Essentially, an organized war of criminals and drug cartels against the government has begun. There have been bombings in public places, riots in prisons, and several clashes with law enforcement authorities that have involved minors. El Pais wrote that the country was plunged into panic and despair. Many people uninvolved in the confrontation tended to close stores and restaurants and go home, waiting for the conflict to be resolved. But the conflict was dragging on. Against this backdrop, on January 10, Noboa announced that Ecuador is “in a state of war with terrorist groups.” The statement is very resonant, but the success of the authorities’ actions is highly questionable. Will the President and his father have enough resources to contain the opponents of the Noboa family rather than the government? That’s the key question.

And here it is worth saying a word or two about the President of this Latin American country. The 36-year-old Miami native became President at the encouragement of his father, banana tycoon Álvaro Noboa, who ran for President of Ecuador 5 times but failed to win popular support. Daniel Noboa is hailed as the heir to the family business and his father’s fortune. It’s easy to guess whose interests in politics he represents. The recent announcement regarding the transfer of old Russian military equipment to the US should finally dispel all existing doubts. In Ecuadorian politics and business, the son is clearing the way for the elder Noboa by eliminating competitors, which is logically disliked by the drug lords. Here is the conflict of interest within the country. Noboa’s family was reminded that they were not alone at this feast of life.

Daniel Noboa

The delicate balance that existed while the usual proxies of various clans were in politics was broken with the arrival of Daniel Noboa to the top administrative post. The combination of a sophisticated criminal underworld and the current imbalance of power has created an unprecedented level of crime in the country, although it is now officially lower than in Peru or Venezuela. As a result, Ecuador has become a hotspot for global drug trafficking and all those groups that wish to control these flows and the profits they bring. It is what has led to a surge in drug cartels, concomitant murder and carnage, prison riots, and an unprecedented increase in violent deaths (in 2023 their number has doubled compared to the previous year).
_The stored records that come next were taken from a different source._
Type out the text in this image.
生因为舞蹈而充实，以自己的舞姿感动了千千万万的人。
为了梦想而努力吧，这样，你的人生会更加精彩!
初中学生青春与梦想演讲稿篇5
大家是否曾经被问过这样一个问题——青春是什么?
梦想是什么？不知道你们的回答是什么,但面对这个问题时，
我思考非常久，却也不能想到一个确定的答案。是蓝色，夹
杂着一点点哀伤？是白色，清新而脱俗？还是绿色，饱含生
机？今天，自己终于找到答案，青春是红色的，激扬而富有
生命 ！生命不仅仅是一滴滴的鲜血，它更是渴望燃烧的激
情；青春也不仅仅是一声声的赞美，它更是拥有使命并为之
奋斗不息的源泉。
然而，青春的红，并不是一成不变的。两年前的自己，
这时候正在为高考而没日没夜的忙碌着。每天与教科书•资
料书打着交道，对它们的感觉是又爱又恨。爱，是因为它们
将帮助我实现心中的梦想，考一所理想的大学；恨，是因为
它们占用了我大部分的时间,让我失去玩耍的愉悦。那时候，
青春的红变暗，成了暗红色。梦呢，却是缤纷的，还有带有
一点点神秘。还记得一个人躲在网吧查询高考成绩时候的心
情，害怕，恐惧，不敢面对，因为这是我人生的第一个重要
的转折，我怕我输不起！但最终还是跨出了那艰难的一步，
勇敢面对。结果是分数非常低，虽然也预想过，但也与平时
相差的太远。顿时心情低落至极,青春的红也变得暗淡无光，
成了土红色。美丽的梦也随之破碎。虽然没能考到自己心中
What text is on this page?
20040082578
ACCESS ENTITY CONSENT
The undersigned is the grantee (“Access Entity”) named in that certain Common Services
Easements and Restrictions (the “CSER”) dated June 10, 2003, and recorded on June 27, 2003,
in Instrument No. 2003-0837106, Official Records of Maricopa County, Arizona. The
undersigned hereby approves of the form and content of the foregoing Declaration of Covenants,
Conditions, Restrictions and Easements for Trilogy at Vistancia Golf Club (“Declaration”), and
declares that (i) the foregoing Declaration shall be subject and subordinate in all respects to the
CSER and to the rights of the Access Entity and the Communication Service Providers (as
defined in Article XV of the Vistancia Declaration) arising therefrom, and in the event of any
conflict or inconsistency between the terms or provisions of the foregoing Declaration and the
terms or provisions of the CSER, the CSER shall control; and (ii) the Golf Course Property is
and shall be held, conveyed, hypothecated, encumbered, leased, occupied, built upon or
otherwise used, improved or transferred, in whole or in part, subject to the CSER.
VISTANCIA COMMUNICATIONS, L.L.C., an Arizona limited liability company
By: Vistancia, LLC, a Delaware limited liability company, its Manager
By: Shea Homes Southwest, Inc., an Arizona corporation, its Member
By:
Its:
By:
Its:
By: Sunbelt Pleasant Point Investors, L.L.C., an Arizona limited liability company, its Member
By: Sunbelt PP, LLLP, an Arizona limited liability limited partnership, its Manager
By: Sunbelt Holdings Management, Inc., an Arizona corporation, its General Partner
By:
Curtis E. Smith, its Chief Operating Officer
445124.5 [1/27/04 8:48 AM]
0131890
In January 2024, drug lords arranged the escape of two of their most notorious associates from Ecuadorian prisons: a Los Choneros ringleader, also known by the alias Fito, and a Los Lobos ringleader who was involved in the assassination of presidential candidate Fernando Villavicencio in August 2023. While still in prison, Fito released a music video mocking the authorities’ inability to control the situation in their own correctional facilities. And the authorities did not react to this move in any way. It only served to discredit the federal government in the country.

The drug business, especially when organized as it is in Ecuador, can be compared to a huge cancerous tumor. Reviewing the events of the 21st century, one can come to a natural conclusion: as a rule, in Latin America, nation-states do not have enough resources to fight drug cartels. There is no point in talking about a complete victory over them, for they have launched their tentacles everywhere: in politics, business, and economics. Ecuador is the ideal example. The extent to which local gangs work closely with international drug cartels, from Mexico to Albania, is an example for many international organizations in terms of organizing contacts and building relationships. And Ecuador’s prisons don’t appear to be monitored in any way at all, and the example of the Fito video posted is a case in point. On the contrary, these institutions have served as recruitment centers over recent years.

Ecuador is trying to fight the powerful underground economy that attracts Ecuador’s unemployed youth with its ease of earning and big money. Noboa has been vocal about fighting a war against the drug cartels. But is he capable of leading it even with the help of the army? Drug empires are enormous and have significant financial resources. On the one hand, they may disappear. On the other hand, they may suddenly reappear. They are like dragons from fairy tales: cut off one head, and two new ones will grow in its place. So who’s running Ecuador. Is it Noboa? Since he is forced to reckon with the opinions and actions of the drug cartels, he is obviously not. But will he be able to gain a foothold in power? He has the US behind him, which brought him into power. It is a considerable helping hand. But we will have to rely on our family and people first and foremost. Will the population support the President? Only if the latter demonstrates strength. Drug lords respect nothing but power. Just like the average Latino.